On the one hand, various empirical [e.g., Niedermeier et al., 2010; Murray et al., 2011] and theory-based parameterizations [e.g., Khvorostyanov and Curry, 2000, 2005; Hoose et al., 2010] have been developed which base on the “stochastic approach” implying time to be an important parameter for the ice nucleation process. On the other hand, there are empirical parameterizations based on the “singular approach” (summarized in Hoose and Möhler ) assuming instantaneous (i.e., time independent) ice nucleation on so called “active sites” at specific temperatures. Especially within the last decade, new descriptions have been developed and applied, which combine the key features of both approaches [e.g., Vali, 1994; Marcolli et al., 2007; Murray et al., 2012; Welti et al., 2012]. The underlying concept can be outlined as particles possessing active sites, each site being characterized by a given nucleation rate coefficient (i.e., contact angle).
To contrast the performance of the two approaches, Eidhammer et al.  and Ervens and Feingold  performed parcel model simulations considering various parameterization schemes (singular/stochastic, single/multiple contact angles). It was found that due to the inconsistencies between the two approaches, and the different assumptions underlying the schemes, the application of these schemes over a wide range of atmospherically-relevant conditions could lead to differences in predicted cloud related parameters such as ice crystal number concentration, ice water content, cloud life time, etc. [Ervens and Feingold, 2012].

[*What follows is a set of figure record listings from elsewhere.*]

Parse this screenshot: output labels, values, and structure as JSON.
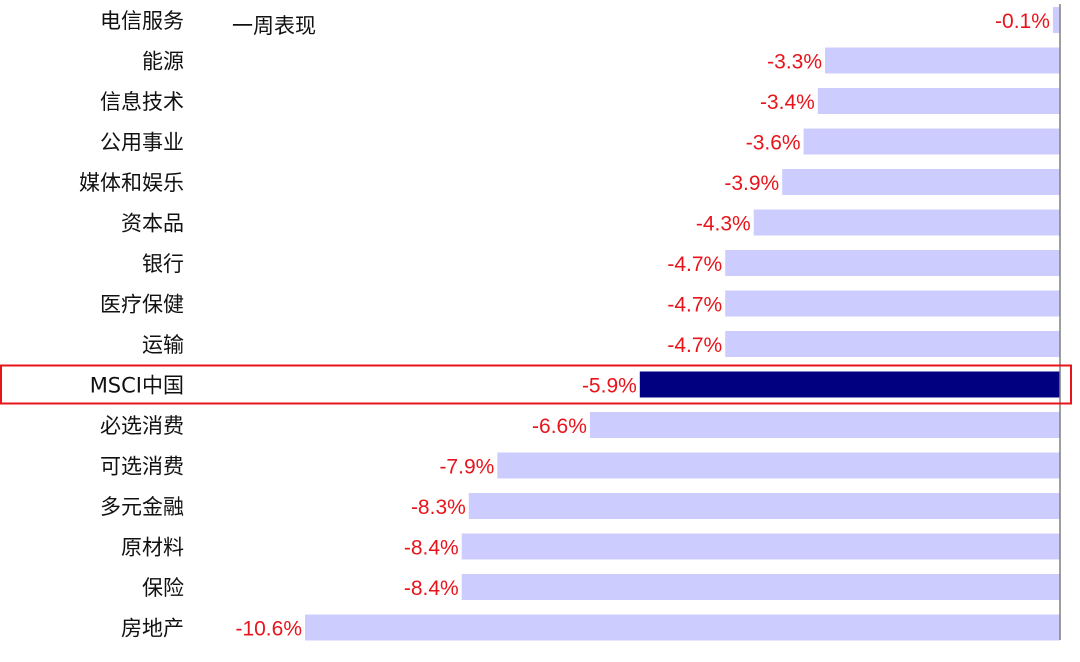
{
  "chart_data": {
    "type": "bar",
    "orientation": "horizontal",
    "title": "一周表现",
    "categories": [
      "电信服务",
      "能源",
      "信息技术",
      "公用事业",
      "媒体和娱乐",
      "资本品",
      "银行",
      "医疗保健",
      "运输",
      "MSCI中国",
      "必选消费",
      "可选消费",
      "多元金融",
      "原材料",
      "保险",
      "房地产"
    ],
    "values": [
      -0.1,
      -3.3,
      -3.4,
      -3.6,
      -3.9,
      -4.3,
      -4.7,
      -4.7,
      -4.7,
      -5.9,
      -6.6,
      -7.9,
      -8.3,
      -8.4,
      -8.4,
      -10.6
    ],
    "value_labels": [
      "-0.1%",
      "-3.3%",
      "-3.4%",
      "-3.6%",
      "-3.9%",
      "-4.3%",
      "-4.7%",
      "-4.7%",
      "-4.7%",
      "-5.9%",
      "-6.6%",
      "-7.9%",
      "-8.3%",
      "-8.4%",
      "-8.4%",
      "-10.6%"
    ],
    "unit": "%",
    "highlight_category": "MSCI中国",
    "xlim": [
      -10.6,
      0
    ],
    "grid": false,
    "legend": "none",
    "colors": {
      "bar": "#ccccff",
      "highlight_bar": "#000080",
      "value_label": "#e8141b",
      "category_label": "#111111",
      "axis": "#7f7f7f",
      "highlight_box": "#e8141b"
    }
  }
}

In order to provide a consistent description of the heterogeneous ice nucleation process as well as to shed light upon the somewhat bewildering range of interpretations of stochastic and singular ice nucleation, we developed the concept of the Soccer ball model (SBM) [Niedermeier et al., 2011]. The SBM applies contact angle based classical nucleation theory and assumes a Gaussian probability density function (PDF) for the distribution of contact angles over the nucleation sites of a particle distribution. The original SBM utilizes the Monte Carlo technique. Therefore, to gain statistically significant results, a large number of particles and/or a large number of independent nucleation events need to be considered. This makes the original SBM numerically expensive and not well-suited for atmospheric modeling applications.
Therefore, we have developed a simplified and computationally much more efficient version of the SBM which is introduced in the framework of the present paper. Within this new version, the mean ice nucleation behavior of a particle population is directly determined in terms of the mean frozen droplet fraction. In order to prove the applicability of the new SBM for describing and parameterizing heterogeneous ice nucleation processes, it will be first compared to the original version of the SBM. Then we exemplarily apply the new SBM for parameterizing laboratory data concerning the ice nucleating behavior of SNOMAXTM [Hartmann et al., 2013] recently gained at LACIS (Leipzig Aerosol Cloud Interaction Simulator) [Hartmann et al., 2011]). The determined parameterization will then be used to predict the ice nucleation behavior of SNOMAXTM/P. syringae bacteria determined in other laboratory studies. Finally, in the framework of a cloud parcel model, we compare ice particle number predictions based on the new and original versions of the SBM and a simplified assumption of stochastic freezing (i.e., applying a single contact angle).